As we all know, the outcome of the referendum held in the United Kingdom regarding remaining with or leaving the European Union resulted in a vote 52/48 in favour of leaving. What no one within the “corridors of power” appears to have really thought about was how the result might be implemented if, as proved the case, it was a vote to “leave”.
Obviously the “executive” step required to leave the European Union is for the government of the day to trigger Article 50 of the Treaty on European Union. However, as is now well known the High Court of England and Wales, presided over by no lesser than the Lord Chief Justice himself, has ruled that Article 50 cannot be activated without the approval of Parliament to do so.
While the High Court’s decision is awaiting an appeal straight to the Supreme Court of the United Kingdom, to be heard over three days from 5 December 2016, the reasoning of the High Court is quite orthodox and easily explained. In the “Westminster” system of government Parliament is supreme and the “law of the land” in terms of that made by the legislature (namely Parliament) can only be modified or repealed by Parliament itself. Indeed, as support for that basic proposition, the High Court referred to a decision of what is now known as the High Court of this country in Fitzgerald v Muldoon that concerned an attempt by the government of the day, under the leadership of one Robert Muldoon, to change superannuation rights that were enshrined in legislation. Only Parliament can affect rights so created.
What everyone appears to have overlooked in the Brexit debacle – everyone, that is, but for the plaintiffs who brought the case to the High Court and the High Court itself – is that the various treaties that the executive branch of the government of the United Kingdom has entered into since the 1960s as its part of the creation of the EU cannot have had any domestic effect within the United Kingdom itself but for primary legislation passed by Parliament. In very simple terms, that legislation takes the form of the European Communities Act 1972 (UK) that has had the effect of incorporating into the domestic law of the UK the various treaties and regulations that create the body of EU law. By this means, EU law has become part of the law of the UK.
What the High Court has accepted, and ruled, is that activation of Article 50 which inevitably results in the extraction of the UK from the EU means that part of the UK’s own law, while deriving from its membership of the EU, will be changed. That can only be done with the sanction of Parliament. That is why the High Court has ruled that the executive branch of the government (essentially the PM and her cabinet) cannot, without that approval, trigger Article 50. That is notwithstanding the outcome of the referendum because as the Court noted, the Courts know no “will of the people” other than that expressed in the acts of Parliament.
That is where it may well become very interesting in the event that the Supreme Court dismisses the appeal and the High Court decision stands. The matter will then have to be considered by both houses of Parliament (namely the UK House of Commons and the House of Lords) and both will have to vote on the question of whether or not the UK should activate Article 50. In the UK the outcome of referenda such as that held recently are, from Parliament’s point of view “advisory”. They are not binding. Both houses of Parliament are at liberty to vote on this question as they see fit.
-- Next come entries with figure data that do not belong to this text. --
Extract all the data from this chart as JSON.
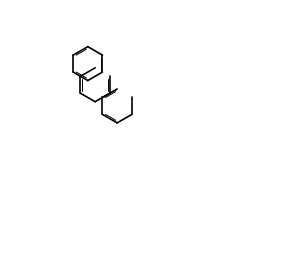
{
  "bg": "#ffffff",
  "lc": "#000000",
  "lw": 1.2,
  "lw2": 0.7,
  "fs": 7.5
}
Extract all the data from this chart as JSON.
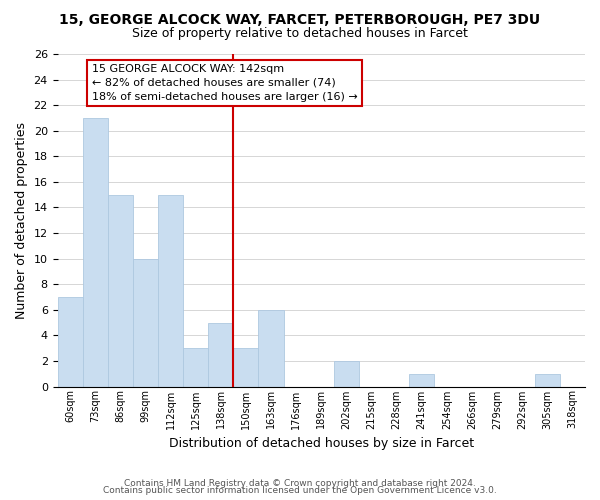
{
  "title": "15, GEORGE ALCOCK WAY, FARCET, PETERBOROUGH, PE7 3DU",
  "subtitle": "Size of property relative to detached houses in Farcet",
  "xlabel": "Distribution of detached houses by size in Farcet",
  "ylabel": "Number of detached properties",
  "bin_labels": [
    "60sqm",
    "73sqm",
    "86sqm",
    "99sqm",
    "112sqm",
    "125sqm",
    "138sqm",
    "150sqm",
    "163sqm",
    "176sqm",
    "189sqm",
    "202sqm",
    "215sqm",
    "228sqm",
    "241sqm",
    "254sqm",
    "266sqm",
    "279sqm",
    "292sqm",
    "305sqm",
    "318sqm"
  ],
  "bar_heights": [
    7,
    21,
    15,
    10,
    15,
    3,
    5,
    3,
    6,
    0,
    0,
    2,
    0,
    0,
    1,
    0,
    0,
    0,
    0,
    1,
    0
  ],
  "bar_color": "#c9ddf0",
  "bar_edge_color": "#aec8e0",
  "highlight_line_color": "#cc0000",
  "ylim": [
    0,
    26
  ],
  "yticks": [
    0,
    2,
    4,
    6,
    8,
    10,
    12,
    14,
    16,
    18,
    20,
    22,
    24,
    26
  ],
  "annotation_line1": "15 GEORGE ALCOCK WAY: 142sqm",
  "annotation_line2": "← 82% of detached houses are smaller (74)",
  "annotation_line3": "18% of semi-detached houses are larger (16) →",
  "annotation_box_color": "#ffffff",
  "annotation_box_edge_color": "#cc0000",
  "footer_line1": "Contains HM Land Registry data © Crown copyright and database right 2024.",
  "footer_line2": "Contains public sector information licensed under the Open Government Licence v3.0."
}
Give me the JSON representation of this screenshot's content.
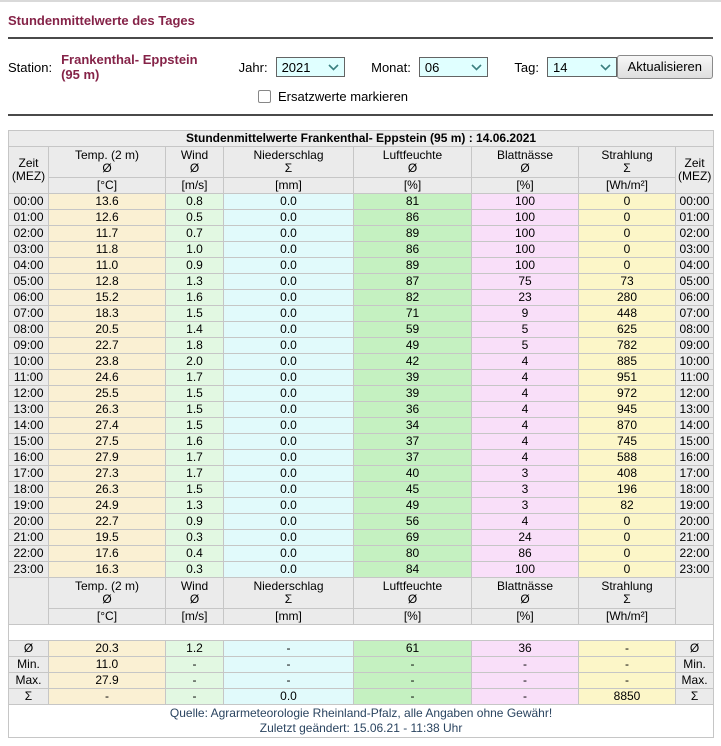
{
  "page": {
    "title": "Stundenmittelwerte des Tages"
  },
  "controls": {
    "station_label": "Station:",
    "station_value": "Frankenthal- Eppstein (95 m)",
    "year_label": "Jahr:",
    "year_value": "2021",
    "month_label": "Monat:",
    "month_value": "06",
    "day_label": "Tag:",
    "day_value": "14",
    "refresh_label": "Aktualisieren",
    "checkbox_label": "Ersatzwerte markieren",
    "checkbox_checked": false
  },
  "table": {
    "caption": "Stundenmittelwerte Frankenthal- Eppstein (95 m) : 14.06.2021",
    "columns": [
      {
        "name": "Zeit",
        "sub": "(MEZ)"
      },
      {
        "name": "Temp. (2 m)",
        "symbol": "Ø",
        "unit": "[°C]"
      },
      {
        "name": "Wind",
        "symbol": "Ø",
        "unit": "[m/s]"
      },
      {
        "name": "Niederschlag",
        "symbol": "Σ",
        "unit": "[mm]"
      },
      {
        "name": "Luftfeuchte",
        "symbol": "Ø",
        "unit": "[%]"
      },
      {
        "name": "Blattnässe",
        "symbol": "Ø",
        "unit": "[%]"
      },
      {
        "name": "Strahlung",
        "symbol": "Σ",
        "unit": "[Wh/m²]"
      },
      {
        "name": "Zeit",
        "sub": "(MEZ)"
      }
    ],
    "rows": [
      [
        "00:00",
        "13.6",
        "0.8",
        "0.0",
        "81",
        "100",
        "0"
      ],
      [
        "01:00",
        "12.6",
        "0.5",
        "0.0",
        "86",
        "100",
        "0"
      ],
      [
        "02:00",
        "11.7",
        "0.7",
        "0.0",
        "89",
        "100",
        "0"
      ],
      [
        "03:00",
        "11.8",
        "1.0",
        "0.0",
        "86",
        "100",
        "0"
      ],
      [
        "04:00",
        "11.0",
        "0.9",
        "0.0",
        "89",
        "100",
        "0"
      ],
      [
        "05:00",
        "12.8",
        "1.3",
        "0.0",
        "87",
        "75",
        "73"
      ],
      [
        "06:00",
        "15.2",
        "1.6",
        "0.0",
        "82",
        "23",
        "280"
      ],
      [
        "07:00",
        "18.3",
        "1.5",
        "0.0",
        "71",
        "9",
        "448"
      ],
      [
        "08:00",
        "20.5",
        "1.4",
        "0.0",
        "59",
        "5",
        "625"
      ],
      [
        "09:00",
        "22.7",
        "1.8",
        "0.0",
        "49",
        "5",
        "782"
      ],
      [
        "10:00",
        "23.8",
        "2.0",
        "0.0",
        "42",
        "4",
        "885"
      ],
      [
        "11:00",
        "24.6",
        "1.7",
        "0.0",
        "39",
        "4",
        "951"
      ],
      [
        "12:00",
        "25.5",
        "1.5",
        "0.0",
        "39",
        "4",
        "972"
      ],
      [
        "13:00",
        "26.3",
        "1.5",
        "0.0",
        "36",
        "4",
        "945"
      ],
      [
        "14:00",
        "27.4",
        "1.5",
        "0.0",
        "34",
        "4",
        "870"
      ],
      [
        "15:00",
        "27.5",
        "1.6",
        "0.0",
        "37",
        "4",
        "745"
      ],
      [
        "16:00",
        "27.9",
        "1.7",
        "0.0",
        "37",
        "4",
        "588"
      ],
      [
        "17:00",
        "27.3",
        "1.7",
        "0.0",
        "40",
        "3",
        "408"
      ],
      [
        "18:00",
        "26.3",
        "1.5",
        "0.0",
        "45",
        "3",
        "196"
      ],
      [
        "19:00",
        "24.9",
        "1.3",
        "0.0",
        "49",
        "3",
        "82"
      ],
      [
        "20:00",
        "22.7",
        "0.9",
        "0.0",
        "56",
        "4",
        "0"
      ],
      [
        "21:00",
        "19.5",
        "0.3",
        "0.0",
        "69",
        "24",
        "0"
      ],
      [
        "22:00",
        "17.6",
        "0.4",
        "0.0",
        "80",
        "86",
        "0"
      ],
      [
        "23:00",
        "16.3",
        "0.3",
        "0.0",
        "84",
        "100",
        "0"
      ]
    ],
    "summary": [
      {
        "label": "Ø",
        "values": [
          "20.3",
          "1.2",
          "-",
          "61",
          "36",
          "-"
        ]
      },
      {
        "label": "Min.",
        "values": [
          "11.0",
          "-",
          "-",
          "-",
          "-",
          "-"
        ]
      },
      {
        "label": "Max.",
        "values": [
          "27.9",
          "-",
          "-",
          "-",
          "-",
          "-"
        ]
      },
      {
        "label": "Σ",
        "values": [
          "-",
          "-",
          "0.0",
          "-",
          "-",
          "8850"
        ]
      }
    ],
    "footer": {
      "source": "Quelle: Agrarmeteorologie Rheinland-Pfalz, alle Angaben ohne Gewähr!",
      "last_modified": "Zuletzt geändert: 15.06.21 - 11:38 Uhr"
    }
  },
  "icons": {
    "chevron_down": "chevron-down-icon"
  },
  "colors": {
    "accent": "#852348",
    "select_bg": "#E0FFFF",
    "footer_text": "#2A4460",
    "col_temp": "#FAF0D3",
    "col_wind": "#E2F8E2",
    "col_precip": "#E1FAFB",
    "col_humid": "#C5F1C1",
    "col_leaf": "#F9DFF9",
    "col_rad": "#FCF6C8",
    "head_bg": "#EBEBEB"
  }
}
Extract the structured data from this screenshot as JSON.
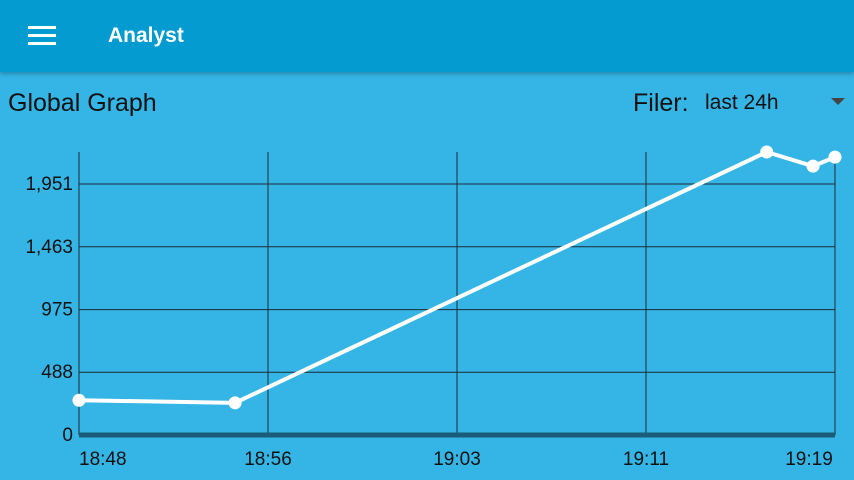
{
  "appbar": {
    "title": "Analyst",
    "menu_icon": "hamburger-menu-icon"
  },
  "page": {
    "title": "Global Graph"
  },
  "filter": {
    "label": "Filer:",
    "selected": "last 24h"
  },
  "chart_data": {
    "type": "line",
    "title": "",
    "xlabel": "",
    "ylabel": "",
    "x_ticks": [
      "18:48",
      "18:56",
      "19:03",
      "19:11",
      "19:19"
    ],
    "y_ticks": [
      "0",
      "488",
      "975",
      "1,463",
      "1,951"
    ],
    "y_tick_values": [
      0,
      488,
      975,
      1463,
      1951
    ],
    "xlim_minutes": [
      0,
      31
    ],
    "ylim": [
      0,
      2200
    ],
    "grid": true,
    "series": [
      {
        "points": [
          {
            "x_minutes": 0,
            "y": 270
          },
          {
            "x_minutes": 6.4,
            "y": 250
          },
          {
            "x_minutes": 28.2,
            "y": 2200
          },
          {
            "x_minutes": 30.1,
            "y": 2090
          },
          {
            "x_minutes": 31,
            "y": 2160
          }
        ],
        "color": "#ffffff"
      }
    ],
    "colors": {
      "background": "#35b5e6",
      "grid": "#1d2b33",
      "axis": "#1a5c7a",
      "line": "#ffffff"
    }
  }
}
But how does your average parliamentarian vote given not only the outcome of the referendum but the closeness of it? It is certainly not an outcome that is so overwhelming that no reasonable Parliament could ignore it. Indeed, is it so close that it is not one that Parliament can, really, have that much regard for?
One does have to wonder what the thinking was behind putting the question of the EU to referendum. Perhaps it was based on a misguided assumption within Westminster that the result would confirm that the UK wishes to remain within in the Union and, therefore, there was little thought given to the implications of the contrary result. Maybe that’s the case. Maybe that’s not the case. Maybe the government had considered this very question and decided, presumably on advice received, that reference to Parliament was not required. That, however, seems unlikely for the arguments put on behalf of the government to the High Court were not, at least on our reading, particularly persuasive. It seems unlikely that, if the point had been considered, it would have been left unmentioned throughout the referendum process.
What a mess. It is no wonder there is talk of an early election in the UK. What Parliament would want to hold this “poisoned chalice”?